I spent the weekend at the Chicago Magic’s “Best of Midwest” tournament and am playing catch-up so this post will be different then most. Fist let me start by saying I live, breath, and eat soccer. I coach, train, ref, at the youth level, and I bleed “Chicago Fire Red” blood. I am my 4 boy’s most fanatic fan, even if they don’t play soccer.

US Soccer Marketing Strategy

Is there any? I’m not trying to be cute here, but really, is there any? To me it seems the US Soccer strategy is HOPE! Let me give you an example of what I think the US Soccer marketing plan looks like:

We, US Soccer, HOPE:

  • that people will somehow learn that soccer is a sport in their country
  • that people will want to come to a stadium and watch a match
  • that people will get tired of some other sport and maybe consider Soccer – if that would be OK with you other sports out there.
  • that sponsors will see the light and choose to purchase TV coverage even though we won’t try real hard to increase the market share.
  • that more kids each year sign up for soccer leagues even though we aren’t sure what to do with them after that.
  • that people learn just how popular soccer is by the tens of thousand of teams playing each month at a tournament – even though we won’t make any effort to let anyone know ourselves.

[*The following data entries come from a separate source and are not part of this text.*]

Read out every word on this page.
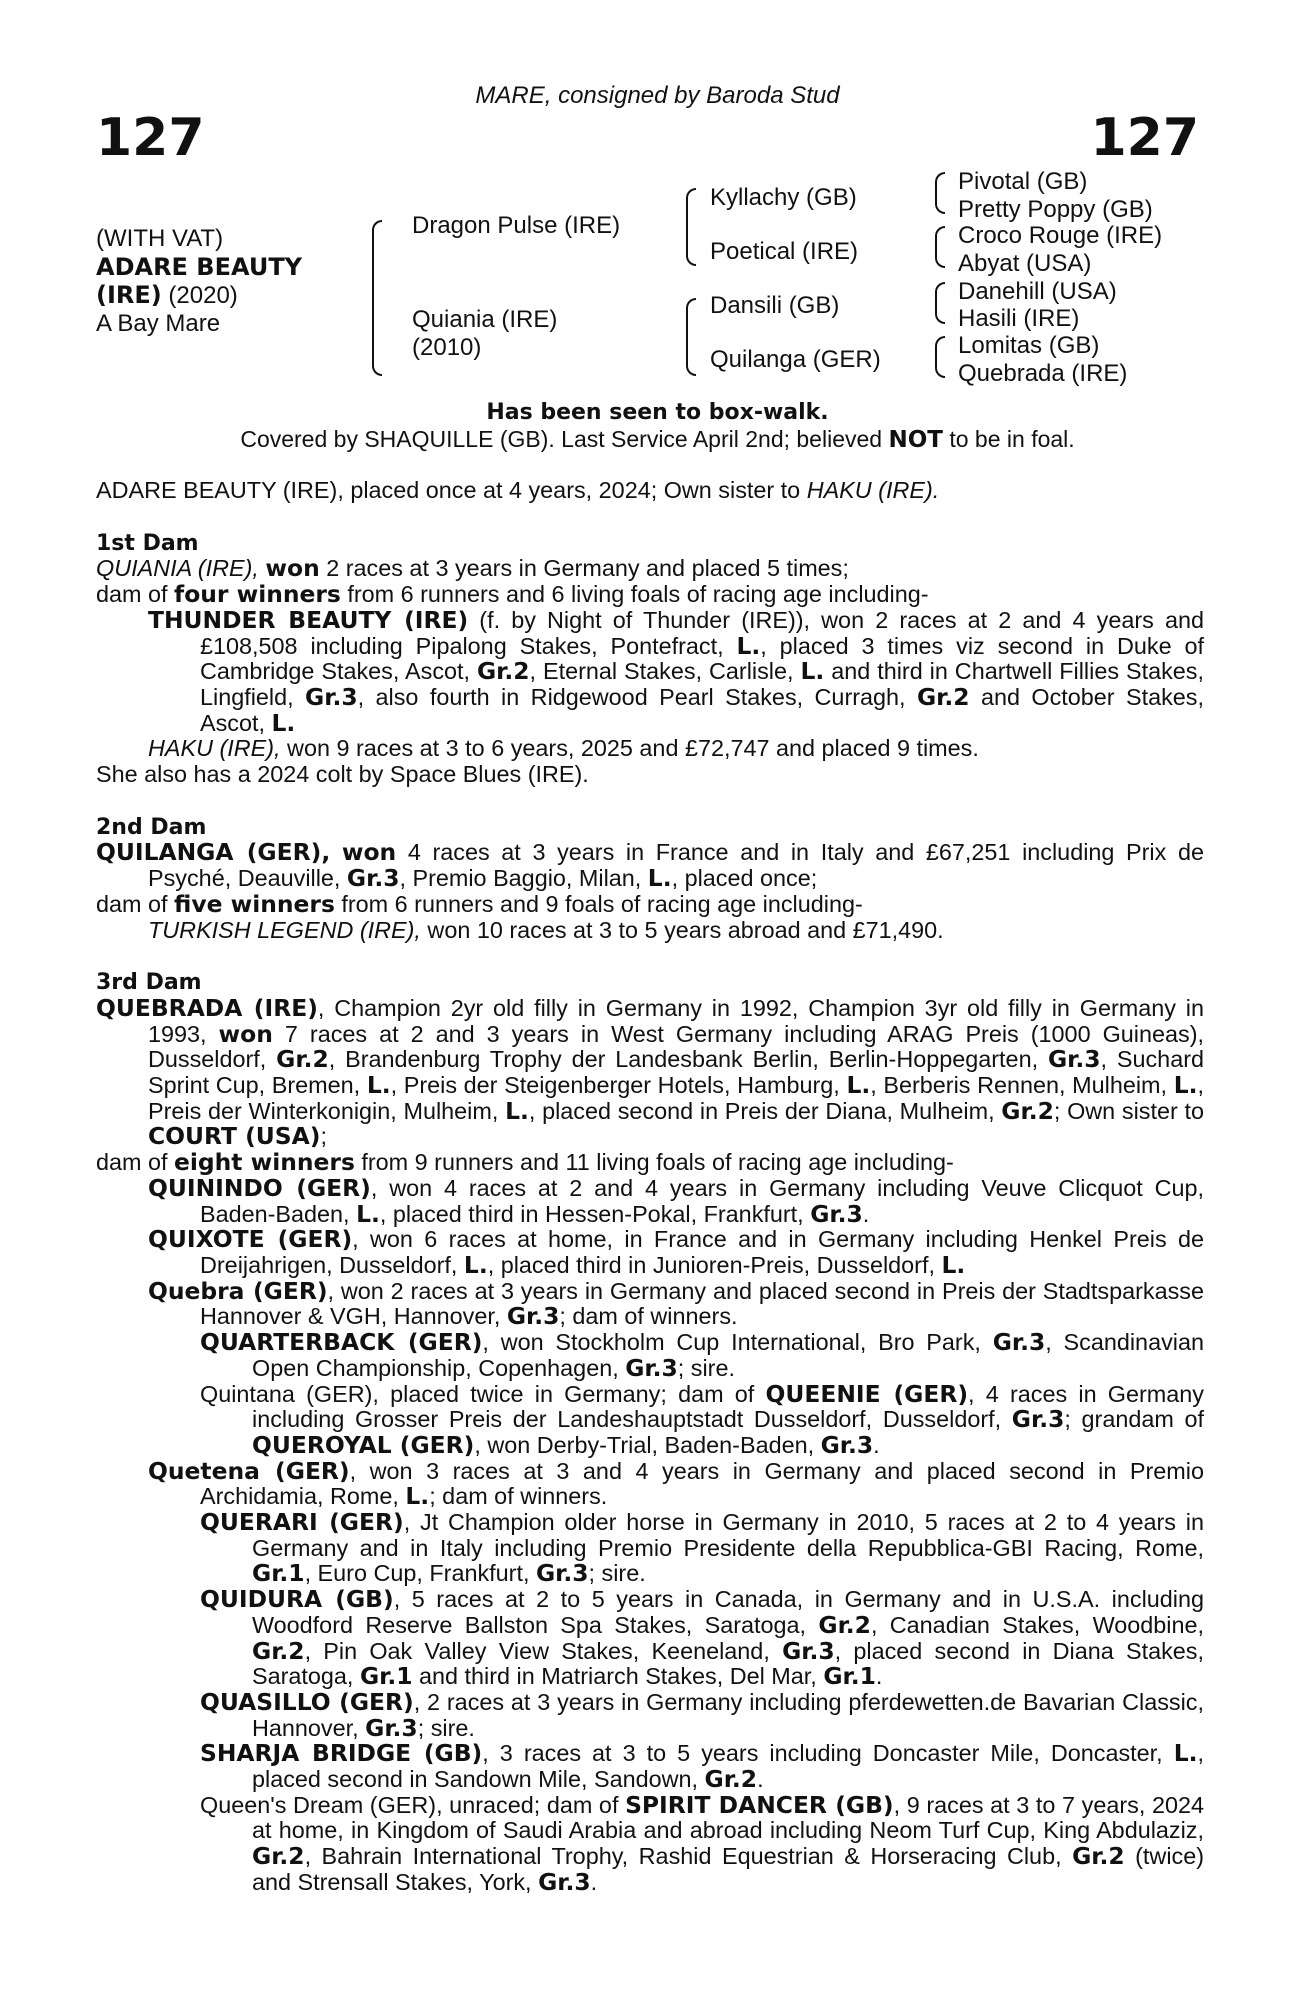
MARE, consigned by Baroda Stud
127	127
(WITH VAT)
ADARE BEAUTY
(IRE) (2020)
A Bay Mare
Dragon Pulse (IRE)
Quiania (IRE)
(2010)
Kyllachy (GB)
Poetical (IRE)
Dansili (GB)
Quilanga (GER)
Pivotal (GB)
Pretty Poppy (GB)
Croco Rouge (IRE)
Abyat (USA)
Danehill (USA)
Hasili (IRE)
Lomitas (GB)
Quebrada (IRE)
Has been seen to box-walk.
Covered by SHAQUILLE (GB). Last Service April 2nd; believed NOT to be in foal.

ADARE BEAUTY (IRE), placed once at 4 years, 2024; Own sister to HAKU (IRE).

1st Dam

QUIANIA (IRE), won 2 races at 3 years in Germany and placed 5 times;

dam of four winners from 6 runners and 6 living foals of racing age including-

THUNDER BEAUTY (IRE) (f. by Night of Thunder (IRE)), won 2 races at 2 and 4 years and £108,508 including Pipalong Stakes, Pontefract, L., placed 3 times viz second in Duke of Cambridge Stakes, Ascot, Gr.2, Eternal Stakes, Carlisle, L. and third in Chartwell Fillies Stakes, Lingfield, Gr.3, also fourth in Ridgewood Pearl Stakes, Curragh, Gr.2 and October Stakes, Ascot, L.

HAKU (IRE), won 9 races at 3 to 6 years, 2025 and £72,747 and placed 9 times.

She also has a 2024 colt by Space Blues (IRE).

2nd Dam

QUILANGA (GER), won 4 races at 3 years in France and in Italy and £67,251 including Prix de Psyché, Deauville, Gr.3, Premio Baggio, Milan, L., placed once;

dam of five winners from 6 runners and 9 foals of racing age including-

TURKISH LEGEND (IRE), won 10 races at 3 to 5 years abroad and £71,490.

3rd Dam

QUEBRADA (IRE), Champion 2yr old filly in Germany in 1992, Champion 3yr old filly in Germany in 1993, won 7 races at 2 and 3 years in West Germany including ARAG Preis (1000 Guineas), Dusseldorf, Gr.2, Brandenburg Trophy der Landesbank Berlin, Berlin-Hoppegarten, Gr.3, Suchard Sprint Cup, Bremen, L., Preis der Steigenberger Hotels, Hamburg, L., Berberis Rennen, Mulheim, L., Preis der Winterkonigin, Mulheim, L., placed second in Preis der Diana, Mulheim, Gr.2; Own sister to COURT (USA);

dam of eight winners from 9 runners and 11 living foals of racing age including-

QUININDO (GER), won 4 races at 2 and 4 years in Germany including Veuve Clicquot Cup, Baden-Baden, L., placed third in Hessen-Pokal, Frankfurt, Gr.3.

QUIXOTE (GER), won 6 races at home, in France and in Germany including Henkel Preis de Dreijahrigen, Dusseldorf, L., placed third in Junioren-Preis, Dusseldorf, L.

Quebra (GER), won 2 races at 3 years in Germany and placed second in Preis der Stadtsparkasse Hannover & VGH, Hannover, Gr.3; dam of winners.

QUARTERBACK (GER), won Stockholm Cup International, Bro Park, Gr.3, Scandinavian Open Championship, Copenhagen, Gr.3; sire.

Quintana (GER), placed twice in Germany; dam of QUEENIE (GER), 4 races in Germany including Grosser Preis der Landeshauptstadt Dusseldorf, Dusseldorf, Gr.3; grandam of QUEROYAL (GER), won Derby-Trial, Baden-Baden, Gr.3.

Quetena (GER), won 3 races at 3 and 4 years in Germany and placed second in Premio Archidamia, Rome, L.; dam of winners.

QUERARI (GER), Jt Champion older horse in Germany in 2010, 5 races at 2 to 4 years in Germany and in Italy including Premio Presidente della Repubblica-GBI Racing, Rome, Gr.1, Euro Cup, Frankfurt, Gr.3; sire.

QUIDURA (GB), 5 races at 2 to 5 years in Canada, in Germany and in U.S.A. including Woodford Reserve Ballston Spa Stakes, Saratoga, Gr.2, Canadian Stakes, Woodbine, Gr.2, Pin Oak Valley View Stakes, Keeneland, Gr.3, placed second in Diana Stakes, Saratoga, Gr.1 and third in Matriarch Stakes, Del Mar, Gr.1.

QUASILLO (GER), 2 races at 3 years in Germany including pferdewetten.de Bavarian Classic, Hannover, Gr.3; sire.

SHARJA BRIDGE (GB), 3 races at 3 to 5 years including Doncaster Mile, Doncaster, L., placed second in Sandown Mile, Sandown, Gr.2.

Queen's Dream (GER), unraced; dam of SPIRIT DANCER (GB), 9 races at 3 to 7 years, 2024 at home, in Kingdom of Saudi Arabia and abroad including Neom Turf Cup, King Abdulaziz, Gr.2, Bahrain International Trophy, Rashid Equestrian & Horseracing Club, Gr.2 (twice) and Strensall Stakes, York, Gr.3.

Major Problem – Relegation

  1. US Soccer doesn’t seem to want to fight against the other US sports to gain market share.
  2. They are willing to take a back seat to all other sports – even NASCAR. (someone drives in a circle for HOURS, and it beats out soccer programing and news coverage!!!!)
  3. They don’t capitalize on the World Soccer movement. The #1 watched sport in the world.
  4. There is a strong US Youth Soccer movement, that is untapped and taken for granted.
  5. There are several key tournaments every month going on somewhere in the US and you would think the sports news reporters thought these were quarantine zones to avoid.
  6. TV coverage is poor at best. There are a dozen good US matches on in a week, we can see 3 if we are lucky. (MLS, USL-1, W-League, MNT, WNT, etc.)
  7. The MLS leadership/owners demands new mini-stadiums, further validating the sport is smaller then the others – AND THEY CAN’T FILL THEM!!!!

Get Serious – Become #1 – or at least try!

If US Soccer is going to do anthing, they had better start acting like they should be the #1 sport. Whether they can do anything about that now or in twenty years, I don’t care. Stop acting like table scraps is a great way to dine, and demand some steak!